There was good news and bad news from President Scott Scarborough surrounding Wednesday's closely monitored meeting of the University of Akron's Board of Trustees. Yes, he said, to his many detractors who already knew it, mistakes were made during the turbulent rollout of the new regime's ill-conceived plan to erase the school's debt.
But as he told Akron Roundtable a year ago, he wanted his audience to know there was good news in the Bible. Quoting Psalm 30:5, he had said:
"Weeping may endure for a night but joy cometh in the morning."
He said he was confident "the sun will rise on our great university" - a reprise of Reagan's Morning in America, right? Well, so far, it hasn't.
Biblical or not, that won't be of much consolation to all of the folks who were cut from the ledgers and are now out of work. But a lot of people at Scarborough's pampered level don't seem to connect to those who are left behind when the Top Loaders come calling with big ideas.
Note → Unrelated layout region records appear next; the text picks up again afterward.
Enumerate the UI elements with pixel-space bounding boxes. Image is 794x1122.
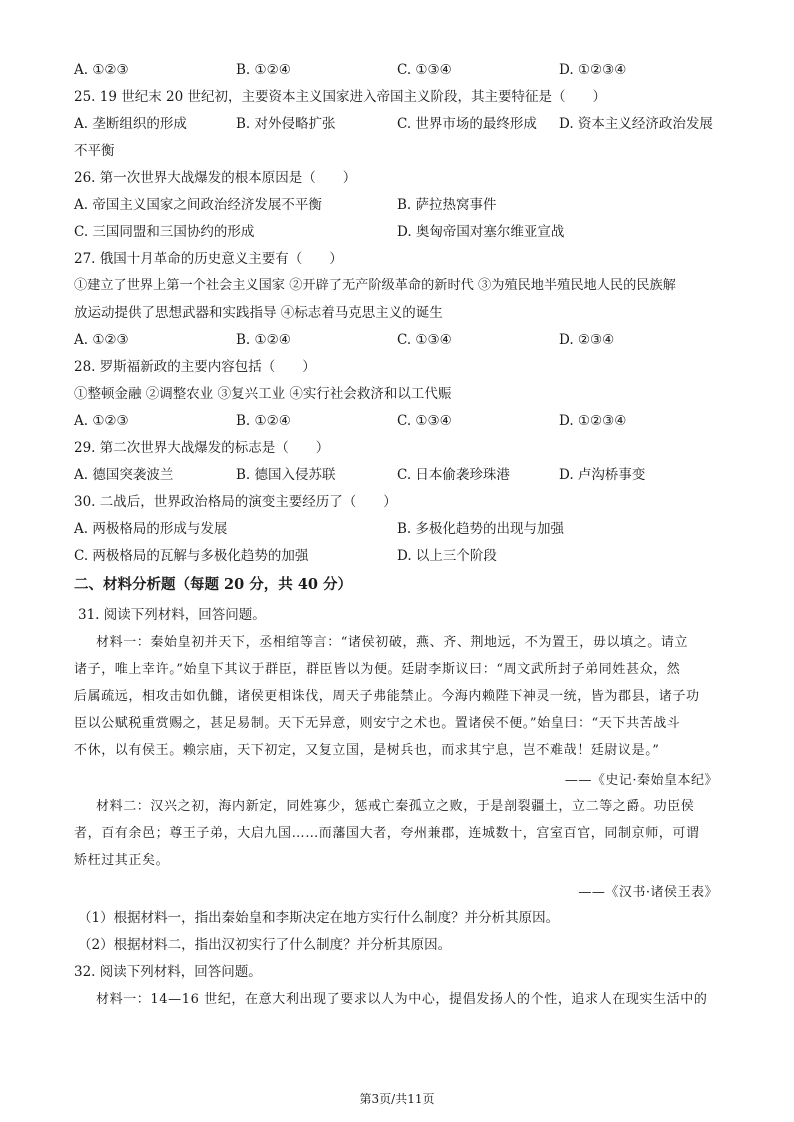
q27-option-d: D. ②③④ (559, 332, 615, 348)
q26-option-b: B. 萨拉热窝事件 (397, 197, 497, 213)
q30-option-d: D. 以上三个阶段 (397, 548, 497, 564)
q29-stem: 29. 第二次世界大战爆发的标志是（ ） (74, 440, 330, 456)
q25-option-a: A. 垄断组织的形成 (74, 116, 187, 132)
q25-option-d: D. 资本主义经济政治发展 (559, 116, 713, 132)
q25-option-b: B. 对外侵略扩张 (236, 116, 336, 132)
q26-stem: 26. 第一次世界大战爆发的根本原因是（ ） (74, 170, 357, 186)
q31-material2-line: 材料二：汉兴之初，海内新定，同姓寡少，惩戒亡秦孤立之败，于是剖裂疆土，立二等之爵。功臣侯 (96, 799, 695, 814)
q26-option-c: C. 三国同盟和三国协约的形成 (74, 224, 255, 240)
q24-option-c: C. ①③④ (397, 62, 452, 78)
q27-items-line2: 放运动提供了思想武器和实践指导 ④标志着马克思主义的诞生 (74, 305, 443, 321)
q31-material2-source: ——《汉书·诸侯王表》 (578, 885, 718, 900)
q28-stem: 28. 罗斯福新政的主要内容包括（ ） (74, 359, 316, 375)
q31-subquestion-1: （1）根据材料一，指出秦始皇和李斯决定在地方实行什么制度？并分析其原因。 (78, 910, 560, 926)
q27-stem: 27. 俄国十月革命的历史意义主要有（ ） (74, 251, 343, 267)
q27-option-a: A. ①②③ (74, 332, 129, 348)
q26-option-d: D. 奥匈帝国对塞尔维亚宣战 (397, 224, 565, 240)
q31-material1-line: 材料一：秦始皇初并天下，丞相绾等言：“诸侯初破，燕、齐、荆地远，不为置王，毋以填之。请立 (96, 635, 689, 650)
q29-option-d: D. 卢沟桥事变 (559, 467, 646, 483)
q27-option-b: B. ①②④ (236, 332, 291, 348)
q31-material1-source: ——《史记·秦始皇本纪》 (564, 773, 718, 788)
q31-material2-line: 矫枉过其正矣。 (74, 853, 170, 868)
q25-option-c: C. 世界市场的最终形成 (397, 116, 537, 132)
q26-option-a: A. 帝国主义国家之间政治经济发展不平衡 (74, 197, 322, 213)
q28-option-a: A. ①②③ (74, 413, 129, 429)
q30-stem: 30. 二战后，世界政治格局的演变主要经历了（ ） (74, 494, 397, 510)
section-heading: 二、材料分析题（每题 20 分，共 40 分） (74, 576, 353, 593)
q30-option-b: B. 多极化趋势的出现与加强 (397, 521, 565, 537)
q27-items-line1: ①建立了世界上第一个社会主义国家 ②开辟了无产阶级革命的新时代 ③为殖民地半殖民地人民的民族解 (74, 278, 676, 293)
q30-option-c: C. 两极格局的瓦解与多极化趋势的加强 (74, 548, 309, 564)
q32-material1-line: 材料一：14—16 世纪，在意大利出现了要求以人为中心，提倡发扬人的个性，追求人在现实生活中的 (96, 992, 708, 1007)
q27-option-c: C. ①③④ (397, 332, 452, 348)
q31-material1-line: 不休，以有侯王。赖宗庙，天下初定，又复立国，是树兵也，而求其宁息，岂不难哉！廷尉议是。” (74, 743, 660, 758)
page-number: 第3页/共11页 (359, 1092, 435, 1106)
q32-stem: 32. 阅读下列材料，回答问题。 (74, 964, 262, 980)
q31-material1-line: 臣以公赋税重赏赐之，甚足易制。天下无异意，则安宁之术也。置诸侯不便。”始皇曰：“天下共苦战斗 (74, 716, 681, 731)
q31-stem: 31. 阅读下列材料，回答问题。 (78, 607, 266, 623)
q28-option-c: C. ①③④ (397, 413, 452, 429)
q24-option-d: D. ①②③④ (559, 62, 627, 78)
q31-material1-line: 诸子，唯上幸许。”始皇下其议于群臣，群臣皆以为便。廷尉李斯议曰：“周文武所封子弟同姓甚众，然 (74, 662, 681, 677)
q31-material1-line: 后属疏远，相攻击如仇雠，诸侯更相诛伐，周天子弗能禁止。今海内赖陛下神灵一统，皆为郡县，诸子功 (74, 689, 700, 704)
q24-option-b: B. ①②④ (236, 62, 291, 78)
q29-option-b: B. 德国入侵苏联 (236, 467, 336, 483)
q25-option-d-continued: 不平衡 (74, 143, 115, 159)
q31-subquestion-2: （2）根据材料二，指出汉初实行了什么制度？并分析其原因。 (78, 937, 452, 953)
q31-material2-line: 者，百有余邑；尊王子弟，大启九国……而藩国大者，夸州兼郡，连城数十，宫室百官，同制京师，可谓 (74, 826, 700, 841)
q29-option-c: C. 日本偷袭珍珠港 (397, 467, 510, 483)
q28-option-d: D. ①②③④ (559, 413, 627, 429)
q30-option-a: A. 两极格局的形成与发展 (74, 521, 228, 537)
q28-items: ①整顿金融 ②调整农业 ③复兴工业 ④实行社会救济和以工代赈 (74, 386, 452, 402)
q24-option-a: A. ①②③ (74, 62, 129, 78)
q29-option-a: A. 德国突袭波兰 (74, 467, 174, 483)
q28-option-b: B. ①②④ (236, 413, 291, 429)
q25-stem: 25. 19 世纪末 20 世纪初，主要资本主义国家进入帝国主义阶段，其主要特征是（ ） (74, 89, 606, 105)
When, as in Scarborough's case, you are being paid a half-million dollars with princely perks in the noble cause of debt reduction, you reduce humanity to winners and losers. I mean, when he spoke to the Akron Roundtable shortly after his arrival from Toledo last year, he smoothly rose to the podium with the sternest of advice to his newly acquired faculty with a demand that if they wanted to earn respect as serious-minded educators they must pick up trash.
Although not quite ready for Bartlett's, he explained his odd trash pickup philosophy:
"A person who is too important to pick up trash is probably too important to help a student who is struggling to understand an important concept or practice."
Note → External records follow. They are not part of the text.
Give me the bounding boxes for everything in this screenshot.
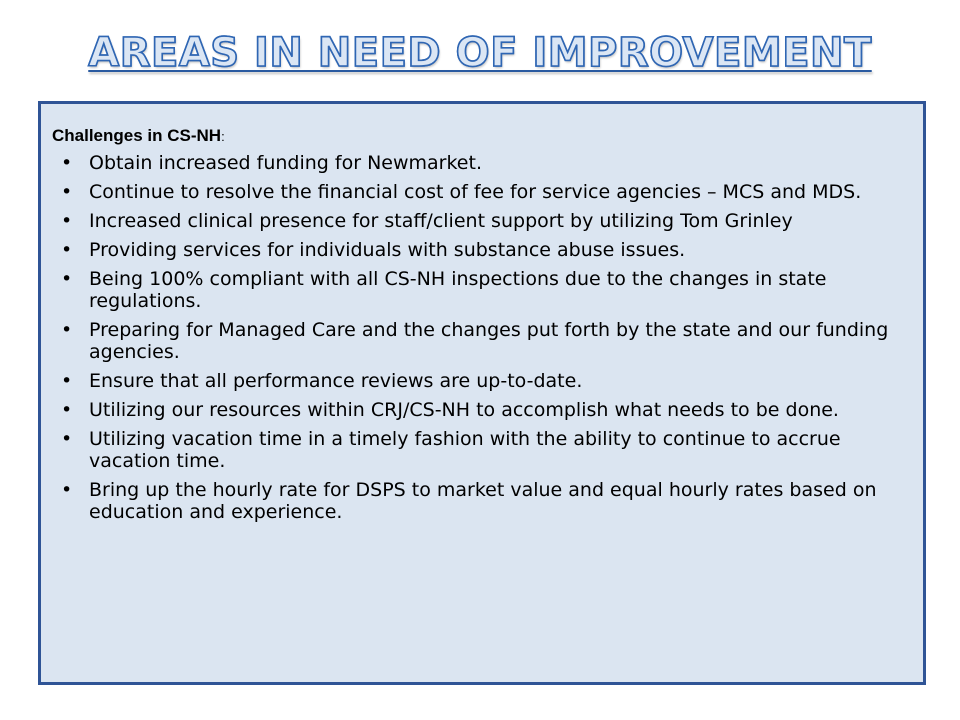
section-heading-colon: : [221,129,225,144]
list-item-text: Continue to resolve the financial cost of fee for service agencies – MCS and MDS. [89,181,862,203]
bullet-icon: • [61,268,73,290]
bullet-icon: • [61,239,73,261]
bullet-icon: • [61,399,73,421]
list-item-text: Utilizing vacation time in a timely fashion with the ability to continue to accrue vacation time. [89,428,841,472]
challenges-list [52,152,893,523]
section-heading [52,126,893,146]
list-item [52,210,893,232]
bullet-icon: • [61,428,73,450]
bullet-icon: • [61,479,73,501]
list-item-text: Obtain increased funding for Newmarket. [89,152,482,174]
bullet-icon: • [61,152,73,174]
list-item [52,152,893,174]
list-item [52,319,893,363]
bullet-icon: • [61,181,73,203]
page-title: AREAS IN NEED OF IMPROVEMENT [88,30,872,76]
list-item [52,370,893,392]
bullet-icon: • [61,319,73,341]
list-item [52,479,893,523]
list-item-text: Bring up the hourly rate for DSPS to market value and equal hourly rates based on education and experience. [89,479,877,523]
list-item [52,399,893,421]
list-item-text: Providing services for individuals with substance abuse issues. [89,239,686,261]
list-item-text: Ensure that all performance reviews are up-to-date. [89,370,583,392]
section-heading-text: Challenges in CS-NH [52,126,222,145]
list-item-text: Preparing for Managed Care and the changes put forth by the state and our funding agencies. [89,319,889,363]
list-item [52,268,893,312]
list-item-text: Increased clinical presence for staff/client support by utilizing Tom Grinley [89,210,793,232]
list-item [52,239,893,261]
content-box [38,101,926,685]
list-item-text: Being 100% compliant with all CS-NH inspections due to the changes in state regulations. [89,268,827,312]
bullet-icon: • [61,210,73,232]
list-item [52,181,893,203]
list-item [52,428,893,472]
bullet-icon: • [61,370,73,392]
list-item-text: Utilizing our resources within CRJ/CS-NH to accomplish what needs to be done. [89,399,839,421]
That struck me at the time as the broadest consideration of what higher education is all about with all of those messy career professors on the loose.
In this dark moment of UA history, however, he can rest assured that he has all eight trustees who hired him on his side. From Board Chairman Jonathan Pavloff came a salute that the Board remains solidly behind its hire, and despite those embarrassing mistakes, "We'll do a better job in the future." (Remember, this in the context of higher education, not reform school.)
Still, the focus remains on the board's disengagement during the entire process. Where were these bright lights of the community - six Republicans and two Democrats -political appointees supposedly chosen for their ability to serve as thoughtful gatekeepers rather than ego-serving lines in their resumes. Where have they been for so long during the systemic free-spending spree that embraced the Proenza years, too? And did any of them wonder about the public relations breakdown of half-prepared initiatives that were reversed in a publicity rout? Ask them.
How much confidence should any of us have in their ability to be accountable jurors since they silently ratified the notion that university presidents are also gods, even those with questionable track records? (You won't find that in Psalms.)
The wounds to the school's reputation are deep from this clumsy bush league performance and neither Psalms nor triage will help.